Furey Terrence S, Diekhans Mark, Lu Yontao, Graves Tina A, Oddy Lachlan, Randall-Maher Jennifer, Hillier LaDeana W, Wilson Richard K, Haussler David
Center for Biomolecular Science and Engineering, Department of Computer Science, University of California, Santa Cruz, Santa Cruz, California 95064, USA.
Genome Res. 2004 Oct;14(10B):2034-40. doi: 10.1101/gr.2467904.

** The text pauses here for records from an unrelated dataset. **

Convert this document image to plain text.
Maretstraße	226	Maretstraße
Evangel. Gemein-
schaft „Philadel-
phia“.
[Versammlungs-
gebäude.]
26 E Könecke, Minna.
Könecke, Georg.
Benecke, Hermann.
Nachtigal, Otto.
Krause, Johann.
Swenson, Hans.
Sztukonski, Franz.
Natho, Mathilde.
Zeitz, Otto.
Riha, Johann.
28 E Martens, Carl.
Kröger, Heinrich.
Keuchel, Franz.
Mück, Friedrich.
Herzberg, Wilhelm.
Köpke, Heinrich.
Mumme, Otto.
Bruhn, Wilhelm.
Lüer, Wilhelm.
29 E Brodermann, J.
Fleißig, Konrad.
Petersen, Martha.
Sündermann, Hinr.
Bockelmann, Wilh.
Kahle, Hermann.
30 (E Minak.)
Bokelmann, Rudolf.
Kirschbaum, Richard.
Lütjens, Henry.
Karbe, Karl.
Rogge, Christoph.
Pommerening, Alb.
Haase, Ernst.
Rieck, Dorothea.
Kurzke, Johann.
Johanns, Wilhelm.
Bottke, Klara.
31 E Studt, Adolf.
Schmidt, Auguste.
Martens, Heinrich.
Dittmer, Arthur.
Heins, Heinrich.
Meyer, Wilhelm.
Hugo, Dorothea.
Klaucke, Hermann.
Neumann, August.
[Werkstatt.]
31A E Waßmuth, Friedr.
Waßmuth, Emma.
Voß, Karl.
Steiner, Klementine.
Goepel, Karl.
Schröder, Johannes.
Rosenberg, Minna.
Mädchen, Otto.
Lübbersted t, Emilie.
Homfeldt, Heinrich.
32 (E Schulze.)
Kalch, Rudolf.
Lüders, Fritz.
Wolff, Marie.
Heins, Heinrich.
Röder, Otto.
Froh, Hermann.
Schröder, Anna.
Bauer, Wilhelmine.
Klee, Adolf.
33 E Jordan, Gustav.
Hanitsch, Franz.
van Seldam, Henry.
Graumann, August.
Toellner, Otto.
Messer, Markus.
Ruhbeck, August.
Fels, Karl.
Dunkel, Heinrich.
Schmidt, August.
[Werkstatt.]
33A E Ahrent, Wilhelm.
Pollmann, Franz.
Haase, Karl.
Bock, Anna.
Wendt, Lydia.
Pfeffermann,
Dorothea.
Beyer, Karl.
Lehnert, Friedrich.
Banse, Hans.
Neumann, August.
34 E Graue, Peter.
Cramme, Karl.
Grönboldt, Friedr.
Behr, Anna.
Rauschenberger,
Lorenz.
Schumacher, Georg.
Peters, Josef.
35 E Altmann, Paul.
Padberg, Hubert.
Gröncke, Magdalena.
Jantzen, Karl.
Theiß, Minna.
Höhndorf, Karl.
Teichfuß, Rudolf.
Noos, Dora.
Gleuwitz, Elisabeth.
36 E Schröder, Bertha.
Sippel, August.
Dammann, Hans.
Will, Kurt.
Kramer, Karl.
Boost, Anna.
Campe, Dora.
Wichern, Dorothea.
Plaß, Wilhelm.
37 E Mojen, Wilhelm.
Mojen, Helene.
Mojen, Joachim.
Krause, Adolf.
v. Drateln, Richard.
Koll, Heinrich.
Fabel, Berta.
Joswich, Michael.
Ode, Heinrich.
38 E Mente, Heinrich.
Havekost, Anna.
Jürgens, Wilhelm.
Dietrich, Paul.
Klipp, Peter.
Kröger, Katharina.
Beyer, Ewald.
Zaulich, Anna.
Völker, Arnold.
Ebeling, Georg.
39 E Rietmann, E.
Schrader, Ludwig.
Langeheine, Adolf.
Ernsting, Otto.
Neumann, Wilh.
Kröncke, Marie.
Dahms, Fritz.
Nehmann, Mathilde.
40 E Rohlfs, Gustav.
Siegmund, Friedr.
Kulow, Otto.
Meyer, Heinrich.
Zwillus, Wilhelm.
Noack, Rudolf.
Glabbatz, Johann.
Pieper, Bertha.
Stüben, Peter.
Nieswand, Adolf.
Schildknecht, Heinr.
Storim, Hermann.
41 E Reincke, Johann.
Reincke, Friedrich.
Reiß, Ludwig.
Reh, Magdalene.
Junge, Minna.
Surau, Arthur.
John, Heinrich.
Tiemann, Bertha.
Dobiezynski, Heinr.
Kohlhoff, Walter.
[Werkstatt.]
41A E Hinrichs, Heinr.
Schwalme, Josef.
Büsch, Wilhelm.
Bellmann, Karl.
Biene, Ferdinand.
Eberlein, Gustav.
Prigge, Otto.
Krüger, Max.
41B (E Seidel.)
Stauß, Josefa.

The NCBI Reference Sequence (RefSeq) project and the NIH Mammalian Gene Collection (MGC) together define a set of approximately 30,000 nonredundant human mRNA sequences with identified coding regions representing 17,000 distinct loci. These high-quality mRNA sequences allow for the identification of transcribed regions in the human genome sequence, and many researchers accept them as the correct representation of each defined gene sequence. Computational comparison of these mRNA sequences and the recently published essentially finished human genome sequence reveals several thousand undocumented nonsynonymous substitution and frame shift discrepancies between the two resources. Additional analysis is undertaken to verify that the euchromatic human genome is sufficiently complete--containing nearly the whole mRNA collection, thus allowing for a comprehensive analysis to be undertaken. Many of the discrepancies will prove to be genuine polymorphisms in the human population, somatic cell genomic variants, or examples of RNA editing. It is observed that the genome sequence variant has significant additional support from other mRNAs and ESTs, almost four times more often than does the mRNA variant, suggesting that the genome sequence is more accurate. In approximately 15% of these cases, there is substantial support for both variants, suggestive of an undocumented polymorphism. An initial screening against a 24-individual genomic DNA diversity panel verified 60% of a small set of potential single nucleotide polymorphisms from which successful results could be obtained. We also find statistical evidence that a few of these discrepancies are due to RNA editing. Overall, these results suggest that the mRNA collections may contain a substantial number of errors. For current and future mRNA collections, it may be prudent to fully reconcile each genome sequence discrepancy, classifying each as a polymorphism, site of RNA editing or somatic cell variation, or genome sequence error.
美国国立生物技术信息中心(NCBI)的参考序列(RefSeq)项目与美国国立卫生研究院(NIH)的哺乳动物基因集(MGC)共同定义了一组约30,000条非冗余人类mRNA序列,这些序列具有已识别的编码区,代表17,000个不同的基因座。这些高质量的mRNA序列有助于在人类基因组序列中识别转录区域,许多研究人员将它们视为每个已定义基因序列的正确代表。对这些mRNA序列与最近公布的基本完成的人类基因组序列进行计算比较,发现这两种资源之间存在数千个未记录的非同义替换和移码差异。进行了额外的分析,以验证常染色体人类基因组是否足够完整——包含了几乎整个mRNA集合,从而能够进行全面的分析。许多差异将被证明是人类群体中的真正多态性、体细胞基因组变异或RNA编辑的例子。据观察,基因组序列变异比mRNA变异从其他mRNA和EST获得的额外支持显著更多,几乎是其四倍,这表明基因组序列更准确。在大约15%的这些案例中,两种变异都有大量支持,提示存在未记录的多态性。对一个24人基因组DNA多样性面板进行的初步筛选验证了一小部分潜在单核苷酸多态性中的60%,从中可以获得成功的结果。我们还发现统计证据表明,其中一些差异是由于RNA编辑造成的。总体而言,这些结果表明mRNA集合可能包含大量错误。对于当前和未来的mRNA集合,谨慎的做法可能是全面核对每个基因组序列差异,将每个差异分类为多态性、RNA编辑位点或体细胞变异位点,或者基因组序列错误。